Albums of the Decade: Ian William Craig – A Turn of Breath (Recital, 2014)


While you would think that my #1 for the most recent year passed would not have changed in the interim, it’s clear to me now that I made a significant error at the time. Make no mistake, Dunn’s Infinite Sadness is a gem of a record but for me no other record has had as much playtime or given me such an emotional response on every listen as A Turn of Breath, and I don’t mind being a hypocrite here.

I’ve read a lot of material regarding this record, it was afterall something of a curveball for many reviewers last year (myself included), but none of them really seem to convey the raw emotional elegance of this album, the way its musical and vocal simplicity coupled with a mysterious and obscured haze of lo-fi processings evoke such elegiac qualities that so directly evade capture. Nothing about it feels concrete or certain within itself or others, lost in its own existential turnings and feeling like we’re just being allowed a peek into the surface layer of these partially realised abstractions. The pureness of Craig’s voice is such a powerful radiator though, an intimate connector that seeks to bridge the gulf; “On The Reach of Explanations” is the perfect example of this, his operatic sounds calling angelically from this really earnest place but their message lost in heady distortions and rich Ledesma drone warblings. It’s so romantically engaging, it works so hard yet never makes the jump to completion, and it’s perfect as a result.

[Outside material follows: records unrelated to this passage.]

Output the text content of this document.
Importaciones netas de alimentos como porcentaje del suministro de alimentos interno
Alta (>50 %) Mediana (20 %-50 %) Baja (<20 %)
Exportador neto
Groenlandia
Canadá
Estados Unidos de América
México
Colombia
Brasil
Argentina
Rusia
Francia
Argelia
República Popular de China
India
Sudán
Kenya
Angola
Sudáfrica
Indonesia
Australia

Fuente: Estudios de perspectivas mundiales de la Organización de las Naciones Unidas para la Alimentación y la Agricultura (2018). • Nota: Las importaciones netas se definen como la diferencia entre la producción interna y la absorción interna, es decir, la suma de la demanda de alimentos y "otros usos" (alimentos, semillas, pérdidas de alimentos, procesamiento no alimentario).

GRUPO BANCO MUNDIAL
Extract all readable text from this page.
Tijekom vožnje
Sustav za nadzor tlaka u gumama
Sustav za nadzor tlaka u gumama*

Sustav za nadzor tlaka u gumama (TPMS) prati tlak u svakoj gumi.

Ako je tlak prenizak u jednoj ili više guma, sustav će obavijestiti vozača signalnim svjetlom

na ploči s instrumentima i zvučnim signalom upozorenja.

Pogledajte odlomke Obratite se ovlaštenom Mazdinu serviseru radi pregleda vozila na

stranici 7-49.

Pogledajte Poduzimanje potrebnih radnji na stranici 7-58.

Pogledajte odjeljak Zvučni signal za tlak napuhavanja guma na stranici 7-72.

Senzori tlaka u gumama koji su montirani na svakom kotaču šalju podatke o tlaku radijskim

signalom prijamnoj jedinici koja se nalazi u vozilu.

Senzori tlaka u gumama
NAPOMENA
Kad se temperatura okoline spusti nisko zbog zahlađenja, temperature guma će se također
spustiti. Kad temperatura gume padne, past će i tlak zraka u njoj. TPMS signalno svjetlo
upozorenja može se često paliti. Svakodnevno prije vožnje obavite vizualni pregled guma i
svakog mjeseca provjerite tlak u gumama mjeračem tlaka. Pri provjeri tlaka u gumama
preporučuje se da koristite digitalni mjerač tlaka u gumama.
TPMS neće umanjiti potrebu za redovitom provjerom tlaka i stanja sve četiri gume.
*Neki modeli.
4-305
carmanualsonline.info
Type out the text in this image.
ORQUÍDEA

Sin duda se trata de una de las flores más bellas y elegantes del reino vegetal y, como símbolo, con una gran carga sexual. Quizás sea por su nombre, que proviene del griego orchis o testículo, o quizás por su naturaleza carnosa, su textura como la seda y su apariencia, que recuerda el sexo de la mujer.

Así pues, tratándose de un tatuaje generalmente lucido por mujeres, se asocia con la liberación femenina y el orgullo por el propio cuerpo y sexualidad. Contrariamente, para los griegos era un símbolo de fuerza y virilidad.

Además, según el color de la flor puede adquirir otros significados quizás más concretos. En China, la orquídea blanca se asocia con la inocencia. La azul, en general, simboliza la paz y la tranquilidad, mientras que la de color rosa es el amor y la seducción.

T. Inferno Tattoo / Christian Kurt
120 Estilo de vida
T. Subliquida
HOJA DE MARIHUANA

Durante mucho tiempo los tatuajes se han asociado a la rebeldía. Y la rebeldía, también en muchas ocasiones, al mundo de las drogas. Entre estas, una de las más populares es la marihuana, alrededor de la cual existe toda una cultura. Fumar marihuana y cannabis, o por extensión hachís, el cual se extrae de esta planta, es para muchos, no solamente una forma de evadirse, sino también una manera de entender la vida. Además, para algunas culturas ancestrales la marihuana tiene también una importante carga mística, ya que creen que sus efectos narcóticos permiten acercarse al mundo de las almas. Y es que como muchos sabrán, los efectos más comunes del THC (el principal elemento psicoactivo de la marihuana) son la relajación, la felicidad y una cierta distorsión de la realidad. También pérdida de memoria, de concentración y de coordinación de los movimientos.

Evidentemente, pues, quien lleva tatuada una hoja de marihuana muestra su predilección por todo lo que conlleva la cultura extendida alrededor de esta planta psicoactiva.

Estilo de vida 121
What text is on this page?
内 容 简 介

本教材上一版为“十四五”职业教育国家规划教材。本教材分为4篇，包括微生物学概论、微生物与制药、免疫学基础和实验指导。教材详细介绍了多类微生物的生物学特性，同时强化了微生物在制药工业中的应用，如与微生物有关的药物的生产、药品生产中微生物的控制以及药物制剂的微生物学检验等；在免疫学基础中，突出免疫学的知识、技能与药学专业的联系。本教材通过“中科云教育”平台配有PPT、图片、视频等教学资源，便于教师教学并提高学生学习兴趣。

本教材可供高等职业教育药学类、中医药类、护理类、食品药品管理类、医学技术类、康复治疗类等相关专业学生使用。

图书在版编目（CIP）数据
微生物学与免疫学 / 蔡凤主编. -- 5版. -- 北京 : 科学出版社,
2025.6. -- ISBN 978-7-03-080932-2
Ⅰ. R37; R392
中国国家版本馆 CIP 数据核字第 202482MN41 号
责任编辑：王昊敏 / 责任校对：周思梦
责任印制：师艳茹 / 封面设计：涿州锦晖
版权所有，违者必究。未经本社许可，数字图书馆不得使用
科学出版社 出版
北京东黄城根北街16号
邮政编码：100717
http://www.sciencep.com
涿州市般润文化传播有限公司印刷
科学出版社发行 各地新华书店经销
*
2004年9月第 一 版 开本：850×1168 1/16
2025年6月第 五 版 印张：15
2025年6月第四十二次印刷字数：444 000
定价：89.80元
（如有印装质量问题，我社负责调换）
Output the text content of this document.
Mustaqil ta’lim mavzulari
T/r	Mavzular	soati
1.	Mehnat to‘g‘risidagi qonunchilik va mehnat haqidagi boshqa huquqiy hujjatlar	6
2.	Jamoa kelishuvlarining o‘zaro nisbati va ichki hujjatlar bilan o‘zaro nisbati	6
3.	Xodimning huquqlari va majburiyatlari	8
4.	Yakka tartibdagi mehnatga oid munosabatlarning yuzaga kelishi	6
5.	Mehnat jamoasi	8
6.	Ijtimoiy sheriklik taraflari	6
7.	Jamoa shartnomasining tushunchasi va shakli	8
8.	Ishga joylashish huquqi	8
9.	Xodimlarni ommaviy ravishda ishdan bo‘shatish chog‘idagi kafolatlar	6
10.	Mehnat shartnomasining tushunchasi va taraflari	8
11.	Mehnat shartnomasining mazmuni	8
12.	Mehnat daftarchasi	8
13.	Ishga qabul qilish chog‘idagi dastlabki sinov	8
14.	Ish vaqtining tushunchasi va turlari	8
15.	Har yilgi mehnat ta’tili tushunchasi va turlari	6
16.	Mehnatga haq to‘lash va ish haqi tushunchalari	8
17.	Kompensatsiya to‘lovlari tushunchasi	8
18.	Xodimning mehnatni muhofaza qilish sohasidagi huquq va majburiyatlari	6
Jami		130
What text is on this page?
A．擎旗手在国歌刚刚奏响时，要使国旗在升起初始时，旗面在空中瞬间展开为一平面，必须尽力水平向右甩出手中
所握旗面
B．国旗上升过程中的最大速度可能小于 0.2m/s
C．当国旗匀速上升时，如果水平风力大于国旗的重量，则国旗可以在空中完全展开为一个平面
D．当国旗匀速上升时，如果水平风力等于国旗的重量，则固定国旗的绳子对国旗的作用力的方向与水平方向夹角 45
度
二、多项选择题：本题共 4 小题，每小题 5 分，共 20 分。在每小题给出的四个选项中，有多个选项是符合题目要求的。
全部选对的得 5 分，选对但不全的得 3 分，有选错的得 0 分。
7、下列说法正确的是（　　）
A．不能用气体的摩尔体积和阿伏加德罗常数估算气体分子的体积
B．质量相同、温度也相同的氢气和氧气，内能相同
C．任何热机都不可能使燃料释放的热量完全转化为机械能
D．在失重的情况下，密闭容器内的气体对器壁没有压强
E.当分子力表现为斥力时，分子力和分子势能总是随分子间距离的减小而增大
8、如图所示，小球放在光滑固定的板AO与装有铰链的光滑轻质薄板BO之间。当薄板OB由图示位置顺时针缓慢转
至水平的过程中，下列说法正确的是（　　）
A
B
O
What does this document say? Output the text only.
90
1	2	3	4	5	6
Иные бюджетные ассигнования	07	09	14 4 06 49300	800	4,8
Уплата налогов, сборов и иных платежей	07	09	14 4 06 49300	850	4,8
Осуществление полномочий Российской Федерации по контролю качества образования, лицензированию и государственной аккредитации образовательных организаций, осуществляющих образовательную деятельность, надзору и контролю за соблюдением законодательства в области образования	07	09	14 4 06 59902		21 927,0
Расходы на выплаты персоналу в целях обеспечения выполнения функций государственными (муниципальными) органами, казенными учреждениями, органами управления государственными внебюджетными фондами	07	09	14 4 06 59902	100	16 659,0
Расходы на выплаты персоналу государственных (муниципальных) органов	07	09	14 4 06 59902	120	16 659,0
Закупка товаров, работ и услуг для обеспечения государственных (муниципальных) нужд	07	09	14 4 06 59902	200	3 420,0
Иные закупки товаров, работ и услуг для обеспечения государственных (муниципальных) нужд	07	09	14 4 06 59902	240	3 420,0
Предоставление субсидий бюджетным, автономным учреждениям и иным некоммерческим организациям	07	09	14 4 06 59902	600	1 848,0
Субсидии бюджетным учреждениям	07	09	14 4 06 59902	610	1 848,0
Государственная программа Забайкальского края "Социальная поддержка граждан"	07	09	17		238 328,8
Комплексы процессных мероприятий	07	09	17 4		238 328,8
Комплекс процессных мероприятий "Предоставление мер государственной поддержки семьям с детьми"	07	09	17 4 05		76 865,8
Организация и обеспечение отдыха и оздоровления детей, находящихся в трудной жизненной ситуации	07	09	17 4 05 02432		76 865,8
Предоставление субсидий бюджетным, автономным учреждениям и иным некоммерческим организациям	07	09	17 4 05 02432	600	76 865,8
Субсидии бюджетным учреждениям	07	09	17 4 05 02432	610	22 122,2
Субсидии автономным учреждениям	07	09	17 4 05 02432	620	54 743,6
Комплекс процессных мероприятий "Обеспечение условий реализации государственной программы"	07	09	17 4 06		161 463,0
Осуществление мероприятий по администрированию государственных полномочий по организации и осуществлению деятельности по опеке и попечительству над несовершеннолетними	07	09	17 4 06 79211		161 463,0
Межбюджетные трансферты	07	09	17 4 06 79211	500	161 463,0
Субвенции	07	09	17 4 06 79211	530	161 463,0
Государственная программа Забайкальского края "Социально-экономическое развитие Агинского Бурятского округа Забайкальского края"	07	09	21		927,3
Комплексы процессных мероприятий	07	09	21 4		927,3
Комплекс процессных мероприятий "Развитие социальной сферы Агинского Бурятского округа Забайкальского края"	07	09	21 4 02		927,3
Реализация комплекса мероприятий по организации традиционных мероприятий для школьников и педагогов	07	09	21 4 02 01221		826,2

Other largely obliterated pieces such as “Second Lens” find their feet in muffled and shuffling electronic miscellany, these little Barwick-esque coos floating out of the indecisive and lost, enigmatic fragments that envelope them, whilst “The Edges”, reworked from a longer original piece on preceding record A Forgetting Place, seem to have more impetus and strive for reason, his voice on the edge of intelligibility whilst ensconced in thick layers of damaged noise and swirling guitar drones that rise up in anxious and softly insistent waves that press and churn in their search for answer.

“I have seen the edges of your content”

It’s gritty but never dark; one word that stands out from my original notes is “naive” and much of this record is, particularly this piece. Everything feels fresh and young and impressionable, searching for the reasons behind its hurts and cravings; the unbelievable split couplet of “A Slight Grip, A Gentle Hold” speaks on that fragile and innocent level in its beautifully sweet lyrics. Lost and unclear at first, they drip out of Part 1’s grieving oscillations like a mourning teen pining for his sweetheart before they stamp down and blast out with a fierce clarity and vast stringed crescendo in the shiveringly powerful Part 2:

“I allow my heaviness a gentle hold,

I allow my heaviness a slight grip”

he sings in these passionate and honest movements, migrating from downtrodden musings to a more mature and empowered future that’s more confident in itself, that wont let these miserable life moments affect us, to recognise that these are the things that make us human. It’s a truly stunning evolution and Part 2 is probably one of my favourite single tracks of all time, truly. Mind you, as mature as it becomes it still needs its space as closer “A Forgetting Place” alludes to, letting us know that there are times where we need to get away from this hustle and bustle and pause to care for our mental health, a quiet and minimal place where we can escape and forget.

Distinct moments of “her” or “us” drift through in suggestive passages, like the distal rushes of since passed “New Brighton Park, July 2013” and its minimal yearnings, or perhaps the mysterious “TEAC Poem” that loses itself in bubbling echoes of its own voice, this aquatic echo chamber that makes reference to her elegant bones and the direct damages she’s doing to our pleasant past by “slitting strips of memory”. Or perhaps even more obviously in the ethereal choral drones of ” Red Gate With Starling” (and indeed its followup “Rooms”), Craig shining softly, carefully, lovingly through as he tries to unravel her complexities, her inner workings, losing himself in her thoughts in folding loops: “All your hallways, corridors/ “No idea where they go but through”.

How is it possible to distil the romance, the existentialism, the innocence and effortless purity of this record? It feels so young and exploratory, so earnest and naive I just can’t help but get sucked in and caught up in its workings, watching it try to figure things out and come to terms with troubling (and not so troubling) thoughts. Above all it feels vaguely frustrated; what good is it having a voice if you can’t even fully express these emotional things swirling in your head? How can we ever convey a true sense of feeling to someone else? Well I’ll tell you, Craig’s haunting vocals and rich processings come just about as damn close as you can get to an emotional transplant if you ask me. I don’t just think this is an essential album, I think it’s mandatory listening.